The End of the World
By Arnold Kling
When it comes to the mortgage agencies, there is no real choice but to bail out the debt holders. The alternative is a run on the dollar and collapse of faith in U.S. government securities and the end of the world.
Think of the U.S. government as the world’s biggest hedge fund. One thing a hedge fund does is engage in credit arbitrage. When you can borrow risk-free, you can make a profit holding risky assets. That is what Congress is hoping will happen with the Freddie-Fannie bailout.
We have grown accustomed to the assumption that the risk of default of U.S. government liabilities is zero. That in turn allows Congress to act like the biggest hedge fund on the block.
But over a ten- or twenty-year horizon, are Treasuries really default-free? Or could the U.S. government suffer a loss of confidence among investors, as happened to Fannie Mae and Freddie Mac?
Consider the long-term obligations of the U.S. government: Social Security, Medicare, the Pension Benefit Guaranty Corporation, public employee pension plans. Add to those the risks of the securities that the government is effectively choosing to guarantee in the Bear Stearns merger, the Freddie-Fannie prop-up, and other steps that are being taken or will be taken in the mortgage and financial market. It seems to me that in order to achieve short-term stability we are piling on long-term fragility.

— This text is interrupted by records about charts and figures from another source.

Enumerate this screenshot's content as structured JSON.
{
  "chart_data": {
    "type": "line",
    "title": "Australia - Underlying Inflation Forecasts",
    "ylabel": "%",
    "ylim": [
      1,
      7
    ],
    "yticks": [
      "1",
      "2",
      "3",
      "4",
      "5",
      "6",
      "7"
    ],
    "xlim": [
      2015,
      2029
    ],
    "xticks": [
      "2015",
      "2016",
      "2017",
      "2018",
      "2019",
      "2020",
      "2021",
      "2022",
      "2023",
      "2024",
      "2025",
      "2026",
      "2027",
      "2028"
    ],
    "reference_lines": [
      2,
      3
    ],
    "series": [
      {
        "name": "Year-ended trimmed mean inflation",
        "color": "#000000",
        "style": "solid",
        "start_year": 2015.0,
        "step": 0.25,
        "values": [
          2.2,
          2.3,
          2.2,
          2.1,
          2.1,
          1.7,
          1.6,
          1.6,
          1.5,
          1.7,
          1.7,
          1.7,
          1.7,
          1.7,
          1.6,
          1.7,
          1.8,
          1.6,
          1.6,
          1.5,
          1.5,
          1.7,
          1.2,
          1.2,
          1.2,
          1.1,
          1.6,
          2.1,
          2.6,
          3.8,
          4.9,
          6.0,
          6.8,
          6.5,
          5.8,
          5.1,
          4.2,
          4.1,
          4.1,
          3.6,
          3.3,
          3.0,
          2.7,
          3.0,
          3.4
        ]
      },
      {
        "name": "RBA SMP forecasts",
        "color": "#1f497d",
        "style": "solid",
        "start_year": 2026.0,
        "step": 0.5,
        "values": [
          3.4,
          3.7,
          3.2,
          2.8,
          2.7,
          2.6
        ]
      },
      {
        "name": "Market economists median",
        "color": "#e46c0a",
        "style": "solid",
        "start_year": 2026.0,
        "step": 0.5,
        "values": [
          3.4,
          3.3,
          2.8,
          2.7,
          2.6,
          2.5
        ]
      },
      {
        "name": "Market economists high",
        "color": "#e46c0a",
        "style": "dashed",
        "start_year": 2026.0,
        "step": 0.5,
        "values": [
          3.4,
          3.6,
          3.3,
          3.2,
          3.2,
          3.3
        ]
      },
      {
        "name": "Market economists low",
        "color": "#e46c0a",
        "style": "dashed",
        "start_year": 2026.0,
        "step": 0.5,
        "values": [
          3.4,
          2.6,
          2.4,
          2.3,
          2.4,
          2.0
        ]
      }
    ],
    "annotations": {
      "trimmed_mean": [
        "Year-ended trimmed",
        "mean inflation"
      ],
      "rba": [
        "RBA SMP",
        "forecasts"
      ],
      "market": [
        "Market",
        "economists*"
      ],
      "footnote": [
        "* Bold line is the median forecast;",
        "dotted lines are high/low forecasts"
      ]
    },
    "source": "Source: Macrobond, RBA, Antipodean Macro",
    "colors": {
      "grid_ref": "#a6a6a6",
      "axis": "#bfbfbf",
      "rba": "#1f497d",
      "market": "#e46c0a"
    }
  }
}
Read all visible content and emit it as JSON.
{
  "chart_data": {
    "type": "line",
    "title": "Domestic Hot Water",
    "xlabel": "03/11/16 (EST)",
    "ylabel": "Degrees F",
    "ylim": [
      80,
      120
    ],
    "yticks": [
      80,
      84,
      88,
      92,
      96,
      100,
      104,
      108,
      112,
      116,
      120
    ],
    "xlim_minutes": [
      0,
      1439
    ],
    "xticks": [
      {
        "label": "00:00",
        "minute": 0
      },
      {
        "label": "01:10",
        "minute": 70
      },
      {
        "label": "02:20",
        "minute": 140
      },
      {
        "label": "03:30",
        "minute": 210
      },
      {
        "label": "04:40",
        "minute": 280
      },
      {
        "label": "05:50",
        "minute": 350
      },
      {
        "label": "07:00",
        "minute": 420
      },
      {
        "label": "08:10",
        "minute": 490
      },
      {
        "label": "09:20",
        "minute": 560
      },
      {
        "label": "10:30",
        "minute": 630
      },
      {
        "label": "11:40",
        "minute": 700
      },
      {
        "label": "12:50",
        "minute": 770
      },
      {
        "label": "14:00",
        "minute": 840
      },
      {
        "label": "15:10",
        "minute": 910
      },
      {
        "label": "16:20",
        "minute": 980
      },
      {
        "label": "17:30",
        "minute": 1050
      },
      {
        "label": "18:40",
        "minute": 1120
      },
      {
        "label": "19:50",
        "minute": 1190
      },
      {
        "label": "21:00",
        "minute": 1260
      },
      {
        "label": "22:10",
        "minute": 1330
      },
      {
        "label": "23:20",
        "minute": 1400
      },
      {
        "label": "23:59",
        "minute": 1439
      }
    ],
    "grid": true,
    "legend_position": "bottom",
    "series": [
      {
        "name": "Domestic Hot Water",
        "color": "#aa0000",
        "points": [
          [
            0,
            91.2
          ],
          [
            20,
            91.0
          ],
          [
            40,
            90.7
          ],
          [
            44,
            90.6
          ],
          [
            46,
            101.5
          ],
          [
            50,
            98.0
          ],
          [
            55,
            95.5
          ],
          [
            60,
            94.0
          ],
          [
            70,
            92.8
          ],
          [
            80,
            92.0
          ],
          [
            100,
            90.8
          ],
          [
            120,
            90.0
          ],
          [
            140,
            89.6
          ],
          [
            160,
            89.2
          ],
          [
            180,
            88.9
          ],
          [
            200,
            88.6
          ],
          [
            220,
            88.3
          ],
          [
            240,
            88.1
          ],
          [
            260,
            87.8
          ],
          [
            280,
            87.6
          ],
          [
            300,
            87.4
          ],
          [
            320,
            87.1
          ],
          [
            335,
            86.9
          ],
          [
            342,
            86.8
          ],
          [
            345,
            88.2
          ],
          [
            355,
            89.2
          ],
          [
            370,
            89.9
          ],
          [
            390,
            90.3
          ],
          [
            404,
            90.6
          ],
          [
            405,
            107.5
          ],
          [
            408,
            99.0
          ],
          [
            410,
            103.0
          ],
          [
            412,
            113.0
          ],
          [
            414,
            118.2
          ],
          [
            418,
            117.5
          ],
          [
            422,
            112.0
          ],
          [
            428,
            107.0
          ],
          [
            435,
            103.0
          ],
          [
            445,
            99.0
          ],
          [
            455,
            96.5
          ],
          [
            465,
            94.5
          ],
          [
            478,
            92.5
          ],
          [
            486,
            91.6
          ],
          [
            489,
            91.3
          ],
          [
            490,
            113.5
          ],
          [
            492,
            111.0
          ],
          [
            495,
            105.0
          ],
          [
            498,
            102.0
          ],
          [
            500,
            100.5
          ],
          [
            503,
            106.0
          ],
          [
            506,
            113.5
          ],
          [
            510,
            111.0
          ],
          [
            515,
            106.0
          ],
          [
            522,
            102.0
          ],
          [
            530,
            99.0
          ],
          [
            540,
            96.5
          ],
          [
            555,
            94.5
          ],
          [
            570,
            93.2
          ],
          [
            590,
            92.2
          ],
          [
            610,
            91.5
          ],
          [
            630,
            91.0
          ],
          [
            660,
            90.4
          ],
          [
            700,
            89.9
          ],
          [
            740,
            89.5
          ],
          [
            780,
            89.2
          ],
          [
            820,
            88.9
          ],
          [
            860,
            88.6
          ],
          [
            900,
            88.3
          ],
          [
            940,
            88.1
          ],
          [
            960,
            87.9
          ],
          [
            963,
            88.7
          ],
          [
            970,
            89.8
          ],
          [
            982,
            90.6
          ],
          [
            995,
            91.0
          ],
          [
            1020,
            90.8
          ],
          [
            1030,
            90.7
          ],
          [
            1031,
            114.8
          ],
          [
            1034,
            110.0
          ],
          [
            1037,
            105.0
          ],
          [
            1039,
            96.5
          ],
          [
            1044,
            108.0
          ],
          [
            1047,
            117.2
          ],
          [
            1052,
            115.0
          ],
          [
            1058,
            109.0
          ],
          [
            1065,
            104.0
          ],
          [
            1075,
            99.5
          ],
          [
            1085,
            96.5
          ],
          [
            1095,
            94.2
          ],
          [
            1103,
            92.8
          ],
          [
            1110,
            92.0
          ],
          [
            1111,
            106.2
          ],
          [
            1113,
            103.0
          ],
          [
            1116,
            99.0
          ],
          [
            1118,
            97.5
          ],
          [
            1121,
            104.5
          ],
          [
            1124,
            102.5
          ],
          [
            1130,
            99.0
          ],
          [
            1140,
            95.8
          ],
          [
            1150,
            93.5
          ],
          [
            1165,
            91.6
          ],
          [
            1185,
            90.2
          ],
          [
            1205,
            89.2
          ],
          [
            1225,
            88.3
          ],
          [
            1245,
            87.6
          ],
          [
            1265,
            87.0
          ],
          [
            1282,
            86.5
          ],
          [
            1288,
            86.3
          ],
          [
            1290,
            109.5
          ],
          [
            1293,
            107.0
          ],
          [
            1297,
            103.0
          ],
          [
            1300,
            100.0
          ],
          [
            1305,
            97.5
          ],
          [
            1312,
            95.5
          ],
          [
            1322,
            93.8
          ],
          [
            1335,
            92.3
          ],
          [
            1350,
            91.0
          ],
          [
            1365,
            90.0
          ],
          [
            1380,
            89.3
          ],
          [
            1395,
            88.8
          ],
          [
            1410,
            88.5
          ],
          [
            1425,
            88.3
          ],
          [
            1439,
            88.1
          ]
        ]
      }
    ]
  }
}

A lot of my portfolio is in inflation-indexed Treasury securities. At some point, though, I am going to start thinking that there is some default risk in those securities, and I will be looking for a new risk-free asset. My guess is that the closest thing will be a highly diversified portfolio, one that includes a lot of foreign securities.
There is a reason that Tyler calls this scenario “the end of the world.” If people do not have confidence in the long-term financial stability of the U.S. government, the chances are that they will not have much confidence in the long-term stability of U.S. corporations, and so you would see a collapse of long-term investment altogether.